Privacy and user control

The DataCommons gives users control and visibility over content they author, and the data generated as a result of their activity. All such content, data ownership and provenance is tracked and annotated with sharing rights that fall into one of these three categories:

Private — sensitive data that should only be made available to apps and services on a need-to-know basis. For example, passwords or personally identifiable information (PII) like social security numbers.

Public — data the user has agreed to license with an open source, open data, or creative commons license and is available to all. For example, if a user writes a public product review app, that will be accessible both inside and outside of the OneCommons platform – as opposed to proprietary websites that essentially control those contributions.

Personal — data that the user wishes to maintains control over who and where it can be accessed. For example, a post you only want to share with your friends or appear in the context of a particular app.

Personal data also includes creative works the author doesn’t wish to release under a public license – to support apps likes blogs, or a music-sharing platform like SoundCloud where it is important for users to retain their rights to their content.

The DataCommons enables the creation of management tools that give users the ability to manage exactly how their data and content is being used across all apps running on the platform.

OneCommons’ superpower: forking and remixing of live apps

Have you ever visited a website and wish you could make a tweak to it? What if you could make a live running clone of a site with one click? And the data shared by these sites remain in sync even as they change on both sites?

All this is made possible by the unique architecture of OneCommons:

Furthermore, its economic incentives are aligned to encourage applications to play nice with remixing and sharing data: developers continue to receive compensation for their code’s usage regardless of who is running it. And even competitive site operators gain when the data they manage is made more valuable as it is used in new and different ways.

This power is not without its costs: full support for two-way data syncing can require significant changes to many applications. Thorny issues around trademarks, trade dress, and consumer confusion need to be resolved. But it opens tremendous opportunities, as the following story illustrates.

A OneCommons fairy-tale

One day soon this might not sound far-fetched!

Social bookmarking websites have come and gone over the years as no one has figured how to build one that please the VCs – they become trendy, users put in a lot of effort, and then they disappear.

But with OneCommons a couple of developers dust off an old open-source de.licio.us clone, freshen it up, and run it on the platform for free.

As it grows in popularity, a young math whiz in a far-off country, intrigued with her access to the dataset and compute power, releases a fork with an awesome “You might also like” machine learning engine that she developed. Another popular fork is created by a designer who re-skinned the site.
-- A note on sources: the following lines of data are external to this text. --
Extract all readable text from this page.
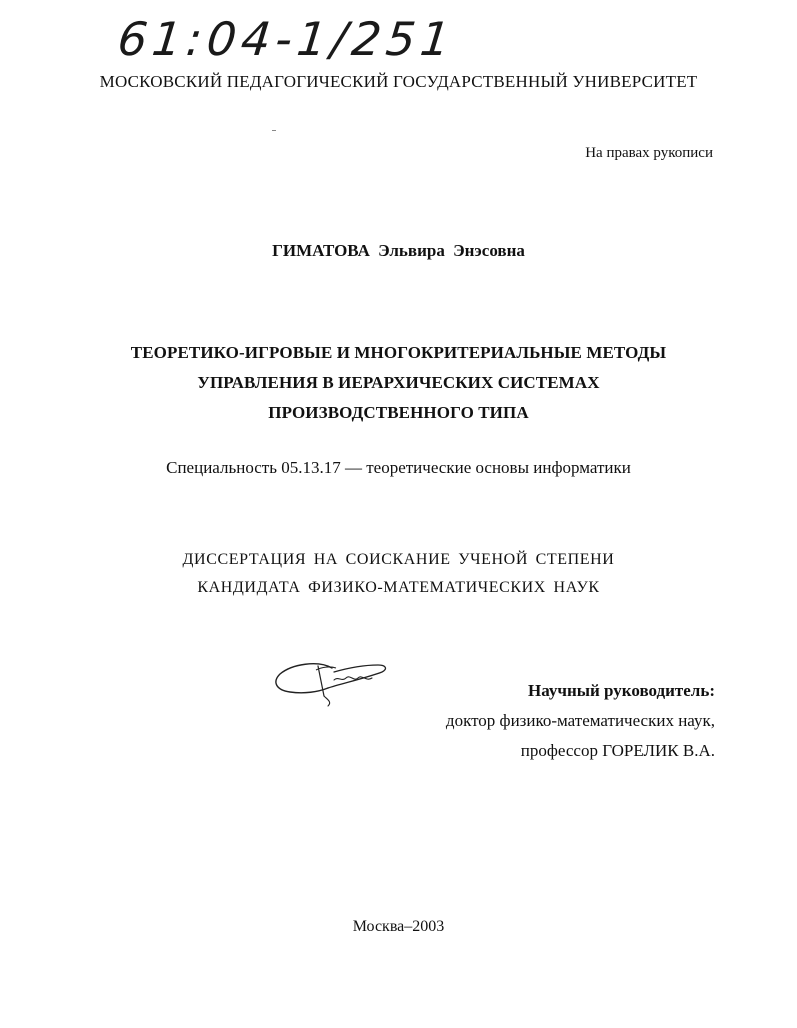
61:04-1/251
МОСКОВСКИЙ ПЕДАГОГИЧЕСКИЙ ГОСУДАРСТВЕННЫЙ УНИВЕРСИТЕТ
На правах рукописи
ГИМАТОВА Эльвира Энэсовна
ТЕОРЕТИКО-ИГРОВЫЕ И МНОГОКРИТЕРИАЛЬНЫЕ МЕТОДЫ
УПРАВЛЕНИЯ В ИЕРАРХИЧЕСКИХ СИСТЕМАХ
ПРОИЗВОДСТВЕННОГО ТИПА
Специальность 05.13.17 — теоретические основы информатики
ДИССЕРТАЦИЯ НА СОИСКАНИЕ УЧЕНОЙ СТЕПЕНИ
КАНДИДАТА ФИЗИКО-МАТЕМАТИЧЕСКИХ НАУК
Научный руководитель:
доктор физико-математических наук,
профессор ГОРЕЛИК В.А.
Москва–2003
Now there are several forks of the original site but they all are sharing the same data set so they all benefit from its growth – and the “share” button that sites are starting to adopt work with them all. The original version wanes in popularity but its developers are happy because their code is still being used and so they are still receiving CommonCents.

Meanwhile, as the dataset grows it becomes more useful. One developer uses it to power an URL thumbnail API service, which is rapidly adopted by other apps on the platform. Another developer uses the data to build a service for improving the relevance of search results.

A few users have an outsize impact as they obsessively organize and expand their bookmarks, enjoying seeing how their contributions are adopted throughout the platform. They are excited to watch their CommonCents accumulate – it may not be worth much but it’s fun and motivating to watch. But with the OneCommons platform growing so fast, who knows?